Developing on my PowerBook.

For a long, long time, I’ve always struggled with developing on my 12″ PowerBook G4. The form factor is the most glaring issue, with its tiny keyboard, touchpad, and 1024×768 resolution. Compared to my desktop, I’ve always felt super slow, and fairly silly as I tried to write code.

Recently, as I’ve found the joy that is Apple’s Xcode, I’ve been spending several hours at a time, coding with my little Mac. And, honestly, I’m getting hooked on it. Last night, from 12:00am – 5:00am, I built out an ActionScript 2 Digital Signage Display application that managed XML for its preferences and file references, in a self-sustaining class—and I swear it was easier than developing on my desktop. I utilized TextMate and Flash 8 Professional, and was quite the happy camper.

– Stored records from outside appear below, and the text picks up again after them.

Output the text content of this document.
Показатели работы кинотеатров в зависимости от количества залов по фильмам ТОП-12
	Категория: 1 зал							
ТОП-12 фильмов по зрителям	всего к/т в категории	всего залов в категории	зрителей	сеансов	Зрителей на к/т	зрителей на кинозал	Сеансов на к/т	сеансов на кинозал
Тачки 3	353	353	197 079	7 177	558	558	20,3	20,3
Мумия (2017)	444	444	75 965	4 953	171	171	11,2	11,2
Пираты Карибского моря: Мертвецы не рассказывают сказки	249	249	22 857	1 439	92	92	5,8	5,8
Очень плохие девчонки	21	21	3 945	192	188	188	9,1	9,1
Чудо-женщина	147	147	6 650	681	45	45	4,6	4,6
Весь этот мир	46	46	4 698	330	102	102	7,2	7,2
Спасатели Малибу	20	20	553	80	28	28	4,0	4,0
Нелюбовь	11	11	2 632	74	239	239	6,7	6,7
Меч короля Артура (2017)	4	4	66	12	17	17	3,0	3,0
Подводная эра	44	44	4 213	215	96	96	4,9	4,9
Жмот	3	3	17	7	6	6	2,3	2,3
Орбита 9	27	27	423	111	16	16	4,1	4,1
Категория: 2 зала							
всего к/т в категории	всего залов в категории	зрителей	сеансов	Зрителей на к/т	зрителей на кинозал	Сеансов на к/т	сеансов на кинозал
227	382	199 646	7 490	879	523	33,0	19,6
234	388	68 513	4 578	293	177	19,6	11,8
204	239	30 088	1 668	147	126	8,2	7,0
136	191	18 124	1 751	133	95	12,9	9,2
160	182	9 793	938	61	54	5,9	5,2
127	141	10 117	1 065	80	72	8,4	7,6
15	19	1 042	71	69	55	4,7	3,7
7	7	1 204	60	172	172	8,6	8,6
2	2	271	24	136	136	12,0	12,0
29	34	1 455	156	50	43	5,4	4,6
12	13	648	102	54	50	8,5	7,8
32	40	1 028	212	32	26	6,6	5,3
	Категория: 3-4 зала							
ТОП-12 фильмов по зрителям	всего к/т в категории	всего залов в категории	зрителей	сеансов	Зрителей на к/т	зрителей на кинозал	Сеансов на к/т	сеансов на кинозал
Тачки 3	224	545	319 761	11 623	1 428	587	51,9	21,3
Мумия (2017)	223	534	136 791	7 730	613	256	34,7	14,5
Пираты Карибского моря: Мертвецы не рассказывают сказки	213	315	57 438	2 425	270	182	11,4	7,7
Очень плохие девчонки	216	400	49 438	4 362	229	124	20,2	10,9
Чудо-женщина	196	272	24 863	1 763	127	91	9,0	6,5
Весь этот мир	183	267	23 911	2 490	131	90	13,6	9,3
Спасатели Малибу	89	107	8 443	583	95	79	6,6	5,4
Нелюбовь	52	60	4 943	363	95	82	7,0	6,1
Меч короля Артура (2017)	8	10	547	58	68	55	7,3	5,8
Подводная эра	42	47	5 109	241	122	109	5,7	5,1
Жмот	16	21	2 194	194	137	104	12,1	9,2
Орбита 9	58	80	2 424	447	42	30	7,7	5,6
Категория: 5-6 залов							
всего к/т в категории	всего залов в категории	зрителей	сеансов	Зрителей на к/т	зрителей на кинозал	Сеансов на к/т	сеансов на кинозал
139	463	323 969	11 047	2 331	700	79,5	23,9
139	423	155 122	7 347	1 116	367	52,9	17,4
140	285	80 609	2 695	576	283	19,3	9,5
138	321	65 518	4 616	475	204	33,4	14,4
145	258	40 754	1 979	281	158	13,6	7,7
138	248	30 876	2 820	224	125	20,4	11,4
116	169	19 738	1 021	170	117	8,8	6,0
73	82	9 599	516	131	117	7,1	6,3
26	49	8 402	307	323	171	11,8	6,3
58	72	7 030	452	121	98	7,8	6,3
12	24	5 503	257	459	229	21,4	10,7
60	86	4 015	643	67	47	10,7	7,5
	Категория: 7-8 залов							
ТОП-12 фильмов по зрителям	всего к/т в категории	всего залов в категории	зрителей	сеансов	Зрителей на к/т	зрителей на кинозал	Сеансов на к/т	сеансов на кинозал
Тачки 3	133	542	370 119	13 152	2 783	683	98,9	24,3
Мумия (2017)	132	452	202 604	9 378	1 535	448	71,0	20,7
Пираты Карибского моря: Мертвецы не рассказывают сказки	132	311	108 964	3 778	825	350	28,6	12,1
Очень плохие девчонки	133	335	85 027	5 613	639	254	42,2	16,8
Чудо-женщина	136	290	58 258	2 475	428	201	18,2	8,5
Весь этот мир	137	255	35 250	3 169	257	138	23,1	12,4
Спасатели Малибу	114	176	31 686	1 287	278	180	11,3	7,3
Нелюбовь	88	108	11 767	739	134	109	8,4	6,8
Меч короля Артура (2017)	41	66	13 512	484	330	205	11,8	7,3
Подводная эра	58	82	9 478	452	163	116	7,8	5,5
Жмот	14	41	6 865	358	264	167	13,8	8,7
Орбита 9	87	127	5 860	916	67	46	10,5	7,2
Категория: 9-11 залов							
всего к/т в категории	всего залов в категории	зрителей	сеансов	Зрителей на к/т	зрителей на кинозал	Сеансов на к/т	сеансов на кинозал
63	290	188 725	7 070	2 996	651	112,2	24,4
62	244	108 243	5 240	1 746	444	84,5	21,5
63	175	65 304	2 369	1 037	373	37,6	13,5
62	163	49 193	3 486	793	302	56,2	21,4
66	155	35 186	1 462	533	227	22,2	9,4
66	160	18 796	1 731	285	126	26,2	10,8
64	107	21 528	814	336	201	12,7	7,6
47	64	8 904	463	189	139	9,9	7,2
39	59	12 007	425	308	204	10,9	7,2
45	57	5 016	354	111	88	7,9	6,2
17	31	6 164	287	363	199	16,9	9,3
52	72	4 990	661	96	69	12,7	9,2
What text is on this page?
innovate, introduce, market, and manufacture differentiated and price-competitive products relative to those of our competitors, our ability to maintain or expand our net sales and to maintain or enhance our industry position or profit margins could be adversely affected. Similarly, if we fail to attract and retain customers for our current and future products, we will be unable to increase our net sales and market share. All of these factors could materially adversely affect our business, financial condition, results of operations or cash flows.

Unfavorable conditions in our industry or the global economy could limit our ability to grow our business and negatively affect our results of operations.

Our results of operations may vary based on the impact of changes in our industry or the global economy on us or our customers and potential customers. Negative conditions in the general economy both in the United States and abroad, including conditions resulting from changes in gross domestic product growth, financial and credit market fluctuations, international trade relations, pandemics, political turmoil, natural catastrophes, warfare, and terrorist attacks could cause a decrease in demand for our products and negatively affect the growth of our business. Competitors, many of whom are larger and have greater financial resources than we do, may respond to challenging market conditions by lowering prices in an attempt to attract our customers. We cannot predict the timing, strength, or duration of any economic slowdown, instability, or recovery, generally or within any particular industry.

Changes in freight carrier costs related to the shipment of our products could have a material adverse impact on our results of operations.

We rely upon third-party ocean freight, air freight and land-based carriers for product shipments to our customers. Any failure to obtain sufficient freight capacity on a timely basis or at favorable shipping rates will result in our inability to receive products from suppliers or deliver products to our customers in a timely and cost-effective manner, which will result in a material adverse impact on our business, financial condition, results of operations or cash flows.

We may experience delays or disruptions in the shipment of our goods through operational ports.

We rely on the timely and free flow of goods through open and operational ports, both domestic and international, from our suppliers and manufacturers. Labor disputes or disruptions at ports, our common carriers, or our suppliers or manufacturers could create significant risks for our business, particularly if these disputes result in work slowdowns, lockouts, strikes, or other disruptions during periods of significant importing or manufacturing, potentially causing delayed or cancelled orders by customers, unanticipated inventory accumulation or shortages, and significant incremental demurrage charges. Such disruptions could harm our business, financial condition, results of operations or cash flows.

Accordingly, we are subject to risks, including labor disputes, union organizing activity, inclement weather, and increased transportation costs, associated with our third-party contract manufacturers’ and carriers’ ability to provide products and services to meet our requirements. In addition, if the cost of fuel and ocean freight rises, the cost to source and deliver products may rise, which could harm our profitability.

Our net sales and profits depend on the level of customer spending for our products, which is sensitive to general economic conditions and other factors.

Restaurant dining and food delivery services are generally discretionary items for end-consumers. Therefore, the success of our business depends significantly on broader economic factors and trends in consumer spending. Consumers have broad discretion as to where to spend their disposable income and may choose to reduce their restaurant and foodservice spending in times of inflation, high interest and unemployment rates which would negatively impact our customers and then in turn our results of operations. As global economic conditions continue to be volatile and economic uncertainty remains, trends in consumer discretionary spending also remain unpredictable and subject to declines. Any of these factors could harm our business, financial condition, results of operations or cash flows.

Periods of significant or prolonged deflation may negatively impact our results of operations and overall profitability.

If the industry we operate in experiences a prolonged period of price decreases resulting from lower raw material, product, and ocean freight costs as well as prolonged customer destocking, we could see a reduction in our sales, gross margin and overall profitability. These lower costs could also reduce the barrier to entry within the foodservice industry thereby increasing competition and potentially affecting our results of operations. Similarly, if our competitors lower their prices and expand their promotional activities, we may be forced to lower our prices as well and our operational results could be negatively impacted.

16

The syntax highighting in TextMate is gorgeous, Flash’s help was easy enough to manage with my keybard, and Alt+Tab & Ctrl+Tab became extremely important quite quickly.

I’ve now spent another several hours in Xcode, and while the UI could use a little extra work (like a tabbed document interface), I’m able to jump through all my files, compile, test, and edit with just a few keystrokes.

Earlier this week, to Ryan, I said I had a really hard time developing on anything beside my desktop, but I’m starting to think that I just never gave my whole Developer-self to the small-scale, keyboard-driven laptop development experience.

  1. matt says:

    when last I saw him, Ryan was using a nifty little text editor for CSS – forget what it was called, but you might want to investigate that as well.

  2. peterwooley says:

    I’ll have to find out which one it is, but he talked about using TextMate with a slightly transparent background and a Live-updating browser behind it (care of TextMate), that allowed for easy styling? Is that it?